The Creator routinely meets us on a sensual level. Food is provided for our pleasure, as well as for our nourishment. Pleasure, along with every gift that comes down from God, is holy-- until indulged in outside his holy law, and then it becomes an end in itself, and not an avenue for His glory. There are warnings against gluttony, of course, just as there are warnings against that kindred selfishness called adultery. But we trip into the ancient heresy of Gnosticism, when we think of physical pleasure as having no spiritual substance. It is precisely because of imbedded spirituality that rules and signals are necessary. The believer who thinks of all physical pleasure as "worldy" blunders as profoundly as the hedonist. One misses the boat in one direction, the other in the other. When our focus is true, we can sing Lionel Bart's "Food, glorious Food" with the same gusto that the orphans sang it in the musical Oliver!

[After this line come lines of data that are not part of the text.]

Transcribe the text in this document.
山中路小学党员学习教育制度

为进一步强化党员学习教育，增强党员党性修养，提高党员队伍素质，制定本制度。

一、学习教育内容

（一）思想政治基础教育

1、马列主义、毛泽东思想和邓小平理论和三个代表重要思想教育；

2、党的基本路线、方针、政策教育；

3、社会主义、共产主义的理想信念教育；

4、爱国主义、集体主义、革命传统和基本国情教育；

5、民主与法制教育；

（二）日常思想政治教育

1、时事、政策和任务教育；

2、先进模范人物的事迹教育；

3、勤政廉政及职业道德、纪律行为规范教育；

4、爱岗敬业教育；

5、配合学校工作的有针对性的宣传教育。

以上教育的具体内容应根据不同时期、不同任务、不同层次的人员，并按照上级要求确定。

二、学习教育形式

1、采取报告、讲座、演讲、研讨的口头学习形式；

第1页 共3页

Joyful occasions are confirmed by food and beverage. A party just isn't a party without those ingredients. Tradition has much to do with it, but behind birthday cakes and shower mints and timely champagne is a natural propriety, from which the customs evolved. When we eat and drink, we enact a mystery that is basic to our continuance on earth. We do it with little thought in that direction, but, discerning ot not, we celebrate life by receiving into our mouths delicious tokens (more than we ought, sometimes) of that which we cannot exist without. Only to the believer would it make sense: Our joy is confirmed by a ritual signifying our dependency. Some or our warmest memories center around feasts. They are warm because the scenes are peopled with loved ones. Often the association between a dish and an individual is so direct that one is identified with the other. We are called to the feast, we are called to the fast. We are called to rejoice in the Lord, we are called to empathize with the hungry. The truths and admonitions Of Holy Scripture are time and again sharpened by counterpoint, and the believer must seek the tension, not shy from it, for only in a tug of war will the poise be found.

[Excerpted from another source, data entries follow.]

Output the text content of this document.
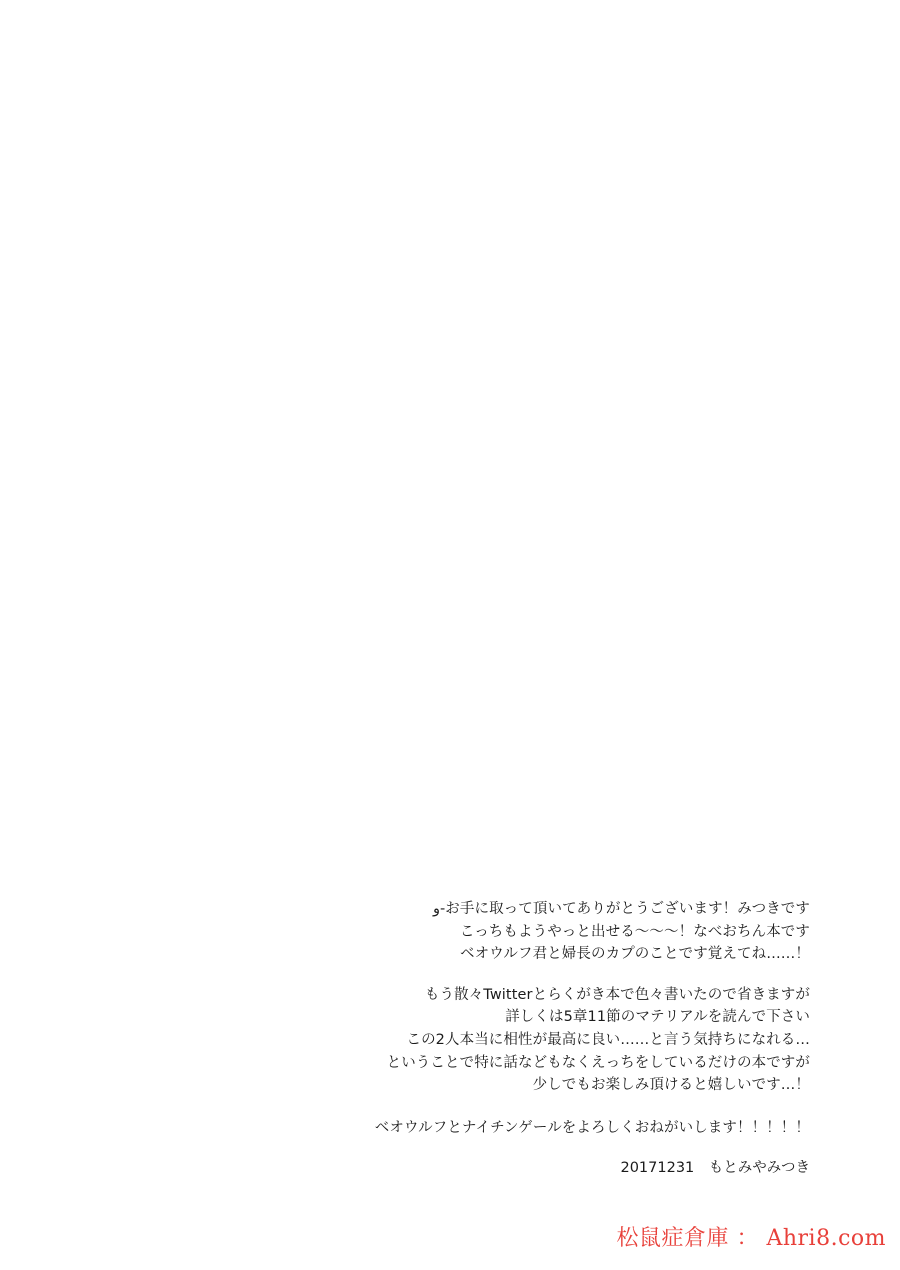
ﻭ-お手に取って頂いてありがとうございます！みつきです
こっちもようやっと出せる〜〜〜！なべおちん本です
ベオウルフ君と婦長のカプのことです覚えてね……！
もう散々Twitterとらくがき本で色々書いたので省きますが
詳しくは5章11節のマテリアルを読んで下さい
この2人本当に相性が最高に良い……と言う気持ちになれる…
ということで特に話などもなくえっちをしているだけの本ですが
少しでもお楽しみ頂けると嬉しいです…！
ベオウルフとナイチンゲールをよろしくおねがいします！！！！！
20171231　もとみやみつき
松鼠症倉庫 ： Ahri8.com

"Man does not live by bread alone"-- Deuteronomy 8:3

This statement is so familiar and worn that today we scarcely feel its original impact. Not only has casual quoting diluted the thought, modern applications often tend toward facetiousness; one does not live by bread alone-- one needs a little peanut butter and jelly on it (so we're to add salt or condiments to poor bread, so that we bless God for it sincerely). One needs this or that or the other, whatever the desire of the moment happens to be. While we might chuckle at some of the necessities proposed, we probably nod in agreement with the hope that "our daily bread" includes all components of a well-balanced diet. In either case, whether thru banality or levity, we enforce our ignorance of the import of that which is "other than bread".

The words were first taught to Israel early on. "And He humbled you and let you be hungry, and fed you with manna which you did not know. nor did your fathers know, that he might make you understand that man does not live by bread alone".